Sustainability: Examining the Survival of Schools’ Comprehensive School Reform Efforts

Abstract

One of the greatest challenges, if not the greatest challenge, to comprehensive school reform (CSR) is sustaining reform over a time period long enough to produce substantial effects. By examining how comprehensive school reformers complete their life course, this paper highlights the importance of studying sustainability as well as the importance of being clear about what is being sustained. It is critical to distinguish between a sustained reform relationship and sustained implementation of a reform. We examine a sample of 395 urban, disadvantaged, low-achieving elementary and middle schools using CSR in 2001–2002 and find that nearly one third of these CSR schools ended their relationships with their model developers by the end of 2003–2004. However, the remaining two thirds of schools have successfully sustained a reform relationship for more than 3 years, and in some cases more than a decade. The results of Analysis I indicate that 11 risk factors for discontinuing a reform relationship operate in combination to dispose schools toward dropping their CSR affiliation. Resolving faculty retention problems and providing professional development supports for the CSR effort appear to be the most significant of this interrelated set of sustainability factors.
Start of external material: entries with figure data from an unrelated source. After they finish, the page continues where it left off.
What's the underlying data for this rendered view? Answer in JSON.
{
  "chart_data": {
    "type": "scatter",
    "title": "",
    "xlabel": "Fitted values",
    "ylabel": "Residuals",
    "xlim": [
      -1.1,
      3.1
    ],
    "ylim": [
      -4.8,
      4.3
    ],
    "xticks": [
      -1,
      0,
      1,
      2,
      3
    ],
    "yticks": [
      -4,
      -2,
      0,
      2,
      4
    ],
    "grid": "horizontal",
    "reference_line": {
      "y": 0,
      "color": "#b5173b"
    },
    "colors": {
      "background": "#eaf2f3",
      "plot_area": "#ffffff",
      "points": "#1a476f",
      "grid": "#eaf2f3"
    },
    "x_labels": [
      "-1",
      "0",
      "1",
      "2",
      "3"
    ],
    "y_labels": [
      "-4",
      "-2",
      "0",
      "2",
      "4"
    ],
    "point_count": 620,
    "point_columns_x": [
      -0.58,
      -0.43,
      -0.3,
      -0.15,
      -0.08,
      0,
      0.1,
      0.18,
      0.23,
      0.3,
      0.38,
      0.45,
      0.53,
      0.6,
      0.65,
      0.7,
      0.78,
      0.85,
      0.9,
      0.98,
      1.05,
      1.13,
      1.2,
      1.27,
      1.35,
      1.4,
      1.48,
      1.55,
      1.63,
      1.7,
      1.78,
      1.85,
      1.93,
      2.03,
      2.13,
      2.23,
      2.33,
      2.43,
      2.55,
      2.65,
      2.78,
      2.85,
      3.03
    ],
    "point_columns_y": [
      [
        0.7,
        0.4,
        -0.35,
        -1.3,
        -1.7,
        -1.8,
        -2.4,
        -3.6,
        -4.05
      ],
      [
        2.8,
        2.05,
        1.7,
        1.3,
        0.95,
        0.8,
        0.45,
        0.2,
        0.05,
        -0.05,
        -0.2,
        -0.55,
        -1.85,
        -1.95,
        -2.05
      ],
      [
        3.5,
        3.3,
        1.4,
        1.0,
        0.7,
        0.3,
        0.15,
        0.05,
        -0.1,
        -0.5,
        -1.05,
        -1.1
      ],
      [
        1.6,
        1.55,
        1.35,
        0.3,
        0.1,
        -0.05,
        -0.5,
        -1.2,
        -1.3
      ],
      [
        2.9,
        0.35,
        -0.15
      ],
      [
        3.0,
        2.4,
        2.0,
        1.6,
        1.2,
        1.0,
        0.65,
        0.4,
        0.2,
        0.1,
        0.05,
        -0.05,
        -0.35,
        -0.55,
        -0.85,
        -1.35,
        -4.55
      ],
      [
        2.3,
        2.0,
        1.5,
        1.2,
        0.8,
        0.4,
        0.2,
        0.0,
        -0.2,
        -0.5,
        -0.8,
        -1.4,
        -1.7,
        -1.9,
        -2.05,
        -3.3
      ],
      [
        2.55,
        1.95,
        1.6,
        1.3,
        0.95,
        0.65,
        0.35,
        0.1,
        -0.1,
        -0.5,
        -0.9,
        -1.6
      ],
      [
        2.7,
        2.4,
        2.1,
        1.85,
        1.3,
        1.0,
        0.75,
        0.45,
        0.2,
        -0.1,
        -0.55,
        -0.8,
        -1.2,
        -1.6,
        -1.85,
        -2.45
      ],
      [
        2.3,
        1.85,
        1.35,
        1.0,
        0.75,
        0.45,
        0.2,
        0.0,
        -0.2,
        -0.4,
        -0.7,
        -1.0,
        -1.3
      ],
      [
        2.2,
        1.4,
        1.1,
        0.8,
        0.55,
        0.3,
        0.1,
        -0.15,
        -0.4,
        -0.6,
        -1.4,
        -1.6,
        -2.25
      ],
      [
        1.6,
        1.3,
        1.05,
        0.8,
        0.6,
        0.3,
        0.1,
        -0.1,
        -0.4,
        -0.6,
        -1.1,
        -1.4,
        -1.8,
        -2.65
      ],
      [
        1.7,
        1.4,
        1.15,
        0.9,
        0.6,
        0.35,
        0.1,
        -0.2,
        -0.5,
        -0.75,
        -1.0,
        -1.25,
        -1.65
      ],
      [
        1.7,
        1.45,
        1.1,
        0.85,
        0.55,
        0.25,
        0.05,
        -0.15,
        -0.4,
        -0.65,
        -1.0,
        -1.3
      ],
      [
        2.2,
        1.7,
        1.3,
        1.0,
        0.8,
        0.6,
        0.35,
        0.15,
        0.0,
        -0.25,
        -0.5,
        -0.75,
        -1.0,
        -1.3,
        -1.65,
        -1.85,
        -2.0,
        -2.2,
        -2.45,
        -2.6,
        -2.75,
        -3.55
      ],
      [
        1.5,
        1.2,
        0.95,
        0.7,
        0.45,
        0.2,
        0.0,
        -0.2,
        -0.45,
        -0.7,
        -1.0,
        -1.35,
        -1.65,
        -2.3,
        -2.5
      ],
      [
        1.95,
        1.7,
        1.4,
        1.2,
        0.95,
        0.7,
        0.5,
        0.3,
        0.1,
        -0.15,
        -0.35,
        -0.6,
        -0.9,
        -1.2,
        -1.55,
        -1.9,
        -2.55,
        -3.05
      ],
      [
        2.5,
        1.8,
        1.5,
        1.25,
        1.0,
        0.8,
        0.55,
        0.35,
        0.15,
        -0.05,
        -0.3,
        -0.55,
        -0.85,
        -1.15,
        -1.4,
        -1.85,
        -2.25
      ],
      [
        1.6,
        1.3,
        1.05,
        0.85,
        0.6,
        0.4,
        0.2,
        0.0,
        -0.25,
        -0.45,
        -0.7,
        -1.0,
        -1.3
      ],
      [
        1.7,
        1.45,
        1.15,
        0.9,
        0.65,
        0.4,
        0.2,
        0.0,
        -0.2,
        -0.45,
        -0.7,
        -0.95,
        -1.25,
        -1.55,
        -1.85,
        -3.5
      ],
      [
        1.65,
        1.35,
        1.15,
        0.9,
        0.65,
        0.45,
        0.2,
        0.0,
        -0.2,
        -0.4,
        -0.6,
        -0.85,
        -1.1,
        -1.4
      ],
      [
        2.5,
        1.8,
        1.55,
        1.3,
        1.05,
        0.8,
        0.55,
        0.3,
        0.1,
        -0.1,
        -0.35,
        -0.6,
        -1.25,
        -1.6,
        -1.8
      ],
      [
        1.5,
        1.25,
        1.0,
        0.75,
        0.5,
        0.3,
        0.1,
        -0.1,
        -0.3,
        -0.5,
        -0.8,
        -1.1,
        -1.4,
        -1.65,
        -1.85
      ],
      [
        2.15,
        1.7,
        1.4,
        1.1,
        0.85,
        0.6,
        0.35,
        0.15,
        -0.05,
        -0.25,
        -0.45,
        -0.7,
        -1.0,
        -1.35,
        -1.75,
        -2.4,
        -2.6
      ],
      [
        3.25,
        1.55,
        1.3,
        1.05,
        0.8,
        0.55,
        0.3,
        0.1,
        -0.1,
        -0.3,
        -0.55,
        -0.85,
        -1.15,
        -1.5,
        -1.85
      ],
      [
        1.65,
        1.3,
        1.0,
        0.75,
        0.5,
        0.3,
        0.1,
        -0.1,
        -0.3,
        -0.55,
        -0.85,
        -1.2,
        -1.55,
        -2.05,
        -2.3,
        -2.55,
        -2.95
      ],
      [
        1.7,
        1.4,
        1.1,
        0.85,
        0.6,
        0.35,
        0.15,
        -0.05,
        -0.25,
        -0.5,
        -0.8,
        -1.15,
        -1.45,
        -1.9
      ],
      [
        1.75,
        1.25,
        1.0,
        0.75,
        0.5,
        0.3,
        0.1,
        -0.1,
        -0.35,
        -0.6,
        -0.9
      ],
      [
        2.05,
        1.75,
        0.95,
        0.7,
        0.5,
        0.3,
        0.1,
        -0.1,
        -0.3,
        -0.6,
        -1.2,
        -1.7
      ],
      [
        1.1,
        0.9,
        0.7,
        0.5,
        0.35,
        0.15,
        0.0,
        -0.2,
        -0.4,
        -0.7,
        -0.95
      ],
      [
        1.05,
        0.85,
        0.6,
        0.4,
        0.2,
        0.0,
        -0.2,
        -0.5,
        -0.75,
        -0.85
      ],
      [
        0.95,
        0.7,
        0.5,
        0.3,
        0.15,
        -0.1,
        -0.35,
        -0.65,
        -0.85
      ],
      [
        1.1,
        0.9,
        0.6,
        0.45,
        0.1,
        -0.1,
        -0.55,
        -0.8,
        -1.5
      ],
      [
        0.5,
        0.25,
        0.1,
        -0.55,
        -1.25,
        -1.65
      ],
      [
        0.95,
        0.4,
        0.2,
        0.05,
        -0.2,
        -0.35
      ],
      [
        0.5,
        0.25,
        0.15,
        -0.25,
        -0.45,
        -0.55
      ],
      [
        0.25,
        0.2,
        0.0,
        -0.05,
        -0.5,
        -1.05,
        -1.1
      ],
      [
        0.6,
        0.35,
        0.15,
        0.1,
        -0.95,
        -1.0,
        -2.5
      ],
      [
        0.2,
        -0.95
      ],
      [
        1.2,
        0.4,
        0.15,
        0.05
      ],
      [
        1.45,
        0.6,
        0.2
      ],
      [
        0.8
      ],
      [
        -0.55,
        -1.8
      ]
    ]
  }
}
Analysis II shows that although dropping a CSR model affiliation is significantly related to decreases in implementation fidelity, the magnitude of the decrease is relatively small. Without a precipitous decline in implementation due to dropping, it is clear that many schools that formally drop their affiliation with a reform developer must still be sustaining many of the practices prescribed by the CSR model developers. Therefore, in many urban, disadvantaged, low-achieving schools, the influence of CSR models can live beyond the formal discontinuation of the reform relationship.